Express has less imagination than John Key: does anybody these days turn gay?

asked by Express mag the Rove question, JK answered that he would for Brad Pitt – adding some strange comments about Pitt’s current age, perhaps to preempt debate that JK’s into much younger men – but that he thought when the question was popped about Tom Cruise. However, Cruise, his sidebar comment ran, looks too young for his age.

Who would I go gay for? … Brad Pitt,” he told Express. “Now he’s a bit older, he’s a bit of a looker. I was going to say Tom Cruise, but someone of his age shouldn’t look that young.
– John Key, Herald

Too young for you? Unhealthily young? Or the more familiar, creepily young?

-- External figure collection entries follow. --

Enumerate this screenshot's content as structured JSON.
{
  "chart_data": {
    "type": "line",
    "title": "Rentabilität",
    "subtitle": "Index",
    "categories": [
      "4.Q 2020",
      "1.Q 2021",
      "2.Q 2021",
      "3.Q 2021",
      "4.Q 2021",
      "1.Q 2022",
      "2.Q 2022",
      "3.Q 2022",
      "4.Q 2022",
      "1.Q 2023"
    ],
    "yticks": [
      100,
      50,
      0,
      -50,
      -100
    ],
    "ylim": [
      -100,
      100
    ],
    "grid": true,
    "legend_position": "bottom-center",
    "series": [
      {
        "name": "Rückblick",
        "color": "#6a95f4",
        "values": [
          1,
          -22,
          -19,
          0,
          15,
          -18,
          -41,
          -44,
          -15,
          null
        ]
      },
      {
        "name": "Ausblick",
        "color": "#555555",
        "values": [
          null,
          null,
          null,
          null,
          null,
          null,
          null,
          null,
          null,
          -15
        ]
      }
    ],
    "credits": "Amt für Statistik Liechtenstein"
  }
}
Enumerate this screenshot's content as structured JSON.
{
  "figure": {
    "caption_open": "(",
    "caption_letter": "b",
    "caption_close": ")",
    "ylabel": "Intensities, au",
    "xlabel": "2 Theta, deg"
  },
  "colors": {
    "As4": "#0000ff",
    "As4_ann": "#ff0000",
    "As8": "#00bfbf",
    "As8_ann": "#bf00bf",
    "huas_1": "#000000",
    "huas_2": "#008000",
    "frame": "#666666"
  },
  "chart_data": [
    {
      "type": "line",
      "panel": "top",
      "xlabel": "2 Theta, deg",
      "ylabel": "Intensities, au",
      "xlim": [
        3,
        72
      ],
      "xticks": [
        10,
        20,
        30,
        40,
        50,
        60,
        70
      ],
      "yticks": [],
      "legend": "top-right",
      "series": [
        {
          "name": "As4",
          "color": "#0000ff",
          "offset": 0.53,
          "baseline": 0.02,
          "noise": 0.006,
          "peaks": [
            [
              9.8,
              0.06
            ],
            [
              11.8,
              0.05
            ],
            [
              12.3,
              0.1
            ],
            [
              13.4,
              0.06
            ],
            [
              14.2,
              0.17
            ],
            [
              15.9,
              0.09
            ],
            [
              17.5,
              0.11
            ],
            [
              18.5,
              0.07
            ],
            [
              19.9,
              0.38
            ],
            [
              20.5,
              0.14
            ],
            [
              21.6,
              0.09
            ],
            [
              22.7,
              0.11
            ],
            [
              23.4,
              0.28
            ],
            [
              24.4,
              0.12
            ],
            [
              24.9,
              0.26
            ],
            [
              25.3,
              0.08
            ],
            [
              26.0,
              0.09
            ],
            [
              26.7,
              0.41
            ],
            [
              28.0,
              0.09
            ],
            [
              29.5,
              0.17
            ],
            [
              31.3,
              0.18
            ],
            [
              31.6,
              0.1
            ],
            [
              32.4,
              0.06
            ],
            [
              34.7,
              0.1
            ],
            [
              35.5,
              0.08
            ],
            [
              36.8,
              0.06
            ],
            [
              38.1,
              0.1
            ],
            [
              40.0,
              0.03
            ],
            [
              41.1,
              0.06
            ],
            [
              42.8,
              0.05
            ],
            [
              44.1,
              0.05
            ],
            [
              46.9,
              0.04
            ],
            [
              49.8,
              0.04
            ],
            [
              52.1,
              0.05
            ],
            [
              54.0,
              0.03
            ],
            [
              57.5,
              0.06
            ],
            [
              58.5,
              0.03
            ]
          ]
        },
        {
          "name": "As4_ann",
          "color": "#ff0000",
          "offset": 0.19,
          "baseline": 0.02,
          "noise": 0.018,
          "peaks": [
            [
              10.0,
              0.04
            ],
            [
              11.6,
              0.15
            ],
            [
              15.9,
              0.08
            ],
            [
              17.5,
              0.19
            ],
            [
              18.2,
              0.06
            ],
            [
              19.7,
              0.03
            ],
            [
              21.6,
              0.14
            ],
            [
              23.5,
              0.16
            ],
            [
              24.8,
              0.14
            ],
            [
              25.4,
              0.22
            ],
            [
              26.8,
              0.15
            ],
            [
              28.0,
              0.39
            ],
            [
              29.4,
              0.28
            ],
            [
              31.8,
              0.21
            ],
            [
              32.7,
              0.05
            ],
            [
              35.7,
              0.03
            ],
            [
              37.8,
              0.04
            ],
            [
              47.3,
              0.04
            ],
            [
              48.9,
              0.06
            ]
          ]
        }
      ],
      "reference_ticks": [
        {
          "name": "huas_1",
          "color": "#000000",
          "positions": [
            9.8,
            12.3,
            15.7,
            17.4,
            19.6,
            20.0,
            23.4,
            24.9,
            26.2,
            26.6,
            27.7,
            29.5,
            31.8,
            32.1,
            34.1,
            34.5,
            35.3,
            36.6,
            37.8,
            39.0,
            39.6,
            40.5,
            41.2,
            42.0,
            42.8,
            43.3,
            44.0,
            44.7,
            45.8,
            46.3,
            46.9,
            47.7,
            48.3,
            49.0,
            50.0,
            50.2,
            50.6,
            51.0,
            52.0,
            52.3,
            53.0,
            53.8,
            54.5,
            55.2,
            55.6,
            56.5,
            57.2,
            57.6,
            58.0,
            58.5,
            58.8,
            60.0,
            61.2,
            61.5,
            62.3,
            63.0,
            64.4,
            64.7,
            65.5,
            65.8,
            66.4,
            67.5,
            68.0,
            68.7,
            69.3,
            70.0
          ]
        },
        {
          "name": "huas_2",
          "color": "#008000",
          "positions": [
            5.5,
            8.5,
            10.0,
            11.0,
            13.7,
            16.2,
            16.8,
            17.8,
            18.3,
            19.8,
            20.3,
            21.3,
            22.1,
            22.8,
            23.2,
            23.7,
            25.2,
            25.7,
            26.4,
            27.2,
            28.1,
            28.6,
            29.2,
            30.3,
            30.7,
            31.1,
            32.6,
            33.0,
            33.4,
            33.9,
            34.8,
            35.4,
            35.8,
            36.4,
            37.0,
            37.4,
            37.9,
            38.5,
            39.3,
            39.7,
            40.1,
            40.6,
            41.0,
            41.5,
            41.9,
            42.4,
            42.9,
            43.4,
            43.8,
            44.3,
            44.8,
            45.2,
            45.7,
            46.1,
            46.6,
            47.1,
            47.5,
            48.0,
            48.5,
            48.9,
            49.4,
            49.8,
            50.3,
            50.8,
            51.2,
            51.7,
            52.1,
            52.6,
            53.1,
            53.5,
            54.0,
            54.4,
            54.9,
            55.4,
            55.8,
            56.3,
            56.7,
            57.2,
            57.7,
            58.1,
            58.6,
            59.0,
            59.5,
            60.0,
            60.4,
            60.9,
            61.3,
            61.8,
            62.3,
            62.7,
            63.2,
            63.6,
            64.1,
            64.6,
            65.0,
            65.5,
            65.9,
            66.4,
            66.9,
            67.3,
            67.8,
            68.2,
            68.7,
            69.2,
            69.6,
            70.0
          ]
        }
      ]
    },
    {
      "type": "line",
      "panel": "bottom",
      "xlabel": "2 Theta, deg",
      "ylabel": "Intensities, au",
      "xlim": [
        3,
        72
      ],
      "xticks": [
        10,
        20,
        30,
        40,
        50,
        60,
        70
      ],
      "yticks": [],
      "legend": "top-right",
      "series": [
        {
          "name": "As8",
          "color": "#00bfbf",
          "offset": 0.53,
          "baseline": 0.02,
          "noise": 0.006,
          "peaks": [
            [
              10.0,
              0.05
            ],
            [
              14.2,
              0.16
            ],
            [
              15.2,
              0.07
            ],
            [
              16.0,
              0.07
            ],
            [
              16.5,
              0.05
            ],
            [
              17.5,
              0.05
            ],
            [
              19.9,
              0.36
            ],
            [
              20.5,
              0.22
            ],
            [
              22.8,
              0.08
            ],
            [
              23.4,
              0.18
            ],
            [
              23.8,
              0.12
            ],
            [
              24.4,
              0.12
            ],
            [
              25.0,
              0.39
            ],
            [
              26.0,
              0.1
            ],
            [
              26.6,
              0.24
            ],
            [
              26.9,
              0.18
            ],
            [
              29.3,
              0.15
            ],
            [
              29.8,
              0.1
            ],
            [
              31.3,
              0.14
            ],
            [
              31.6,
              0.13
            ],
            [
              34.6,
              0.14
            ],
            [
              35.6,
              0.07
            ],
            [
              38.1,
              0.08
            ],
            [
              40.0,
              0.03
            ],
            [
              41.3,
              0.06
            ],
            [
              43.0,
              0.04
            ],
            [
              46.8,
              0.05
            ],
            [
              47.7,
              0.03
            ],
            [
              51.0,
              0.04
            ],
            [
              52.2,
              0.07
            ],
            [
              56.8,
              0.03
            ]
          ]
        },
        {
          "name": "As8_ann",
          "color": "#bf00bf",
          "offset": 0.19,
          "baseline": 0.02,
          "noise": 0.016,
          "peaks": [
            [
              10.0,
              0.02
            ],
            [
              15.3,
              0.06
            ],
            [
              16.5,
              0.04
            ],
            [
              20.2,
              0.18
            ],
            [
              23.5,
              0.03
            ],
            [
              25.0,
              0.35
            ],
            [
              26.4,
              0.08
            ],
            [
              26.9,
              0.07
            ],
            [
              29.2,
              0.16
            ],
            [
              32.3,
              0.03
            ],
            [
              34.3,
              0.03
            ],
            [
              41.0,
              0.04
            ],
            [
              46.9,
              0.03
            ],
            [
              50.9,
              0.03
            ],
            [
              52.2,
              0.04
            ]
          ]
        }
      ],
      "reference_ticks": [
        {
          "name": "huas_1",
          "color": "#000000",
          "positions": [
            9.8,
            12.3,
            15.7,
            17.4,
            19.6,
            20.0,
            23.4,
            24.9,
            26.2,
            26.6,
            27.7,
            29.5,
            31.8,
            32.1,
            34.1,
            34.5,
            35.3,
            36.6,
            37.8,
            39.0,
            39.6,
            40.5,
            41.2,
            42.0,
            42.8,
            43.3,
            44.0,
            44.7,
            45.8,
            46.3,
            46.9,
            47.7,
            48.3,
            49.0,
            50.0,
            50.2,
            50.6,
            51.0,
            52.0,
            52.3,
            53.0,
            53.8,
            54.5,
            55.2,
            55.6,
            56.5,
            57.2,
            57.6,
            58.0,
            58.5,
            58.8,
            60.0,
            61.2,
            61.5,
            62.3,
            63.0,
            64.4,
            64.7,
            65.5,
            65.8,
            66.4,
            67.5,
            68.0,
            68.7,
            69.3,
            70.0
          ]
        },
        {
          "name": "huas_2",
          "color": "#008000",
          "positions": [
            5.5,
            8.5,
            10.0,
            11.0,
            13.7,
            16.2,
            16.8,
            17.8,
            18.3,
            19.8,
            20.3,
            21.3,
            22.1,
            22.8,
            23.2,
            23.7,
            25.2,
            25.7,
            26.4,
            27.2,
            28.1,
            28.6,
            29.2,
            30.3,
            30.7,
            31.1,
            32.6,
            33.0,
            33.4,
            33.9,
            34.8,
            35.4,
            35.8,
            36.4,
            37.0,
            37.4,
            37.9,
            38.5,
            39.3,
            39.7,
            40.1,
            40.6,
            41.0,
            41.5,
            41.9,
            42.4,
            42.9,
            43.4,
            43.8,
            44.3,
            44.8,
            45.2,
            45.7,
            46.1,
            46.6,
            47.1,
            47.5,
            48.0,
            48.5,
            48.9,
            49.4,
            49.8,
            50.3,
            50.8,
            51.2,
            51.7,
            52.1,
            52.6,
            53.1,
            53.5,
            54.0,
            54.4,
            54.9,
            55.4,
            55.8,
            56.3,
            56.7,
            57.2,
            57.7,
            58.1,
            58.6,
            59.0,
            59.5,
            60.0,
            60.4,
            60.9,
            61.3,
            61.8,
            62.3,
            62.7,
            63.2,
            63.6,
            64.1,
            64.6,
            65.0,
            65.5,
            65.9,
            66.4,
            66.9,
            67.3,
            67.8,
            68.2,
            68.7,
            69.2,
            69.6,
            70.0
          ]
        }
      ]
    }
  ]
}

So in choosing Brad over Tom – while not suggesting Brad should be over Tom – JK is opting for the more credible of the two, the sensible shoe.

Why then think of Tom? Should we infer from this triviality that JK was playing to his audience? Choosing Brad, perhaps he thought, would make him look more hetero. It would be to give the generic reply.

Choosing Tom would have stuck out a bit. A lot.

JK’s reasoning is interesting in this regard. He didn’t choose Tom because Tom looks youthful. A straight man with some odd speech defects going for a Peter Pan who shares his first name with the famous Finn (see image below) and who’s second name is Cruise might lead us to entertain, if only for an instant, the notion that JK has an inch or an ounce of sincerity or a genuine bone on his body.

– image by Tom of Finland (1920-1991)

I don’t believe JK has come across Tom of Finland. (The artist’s biography is here.) To say, I’d turn gay for a big blond Scandinavian hunk and I wouldn’t even need to know his name, would possibly have been harder to self-correct.

As soon as I read this, thoughtfully placed on the front page of Herald, I wondered if Express would or could ask Helen Clark the same question. Apparently not, read on, dear reader…

What if she’d taken a career on Broadway? In which play would she perform?
“I think 12 Angry Men – that wonderful play about the jury, where the sole person who objects to the verdict talks through it; certainly not a Shakespearian tragedy.”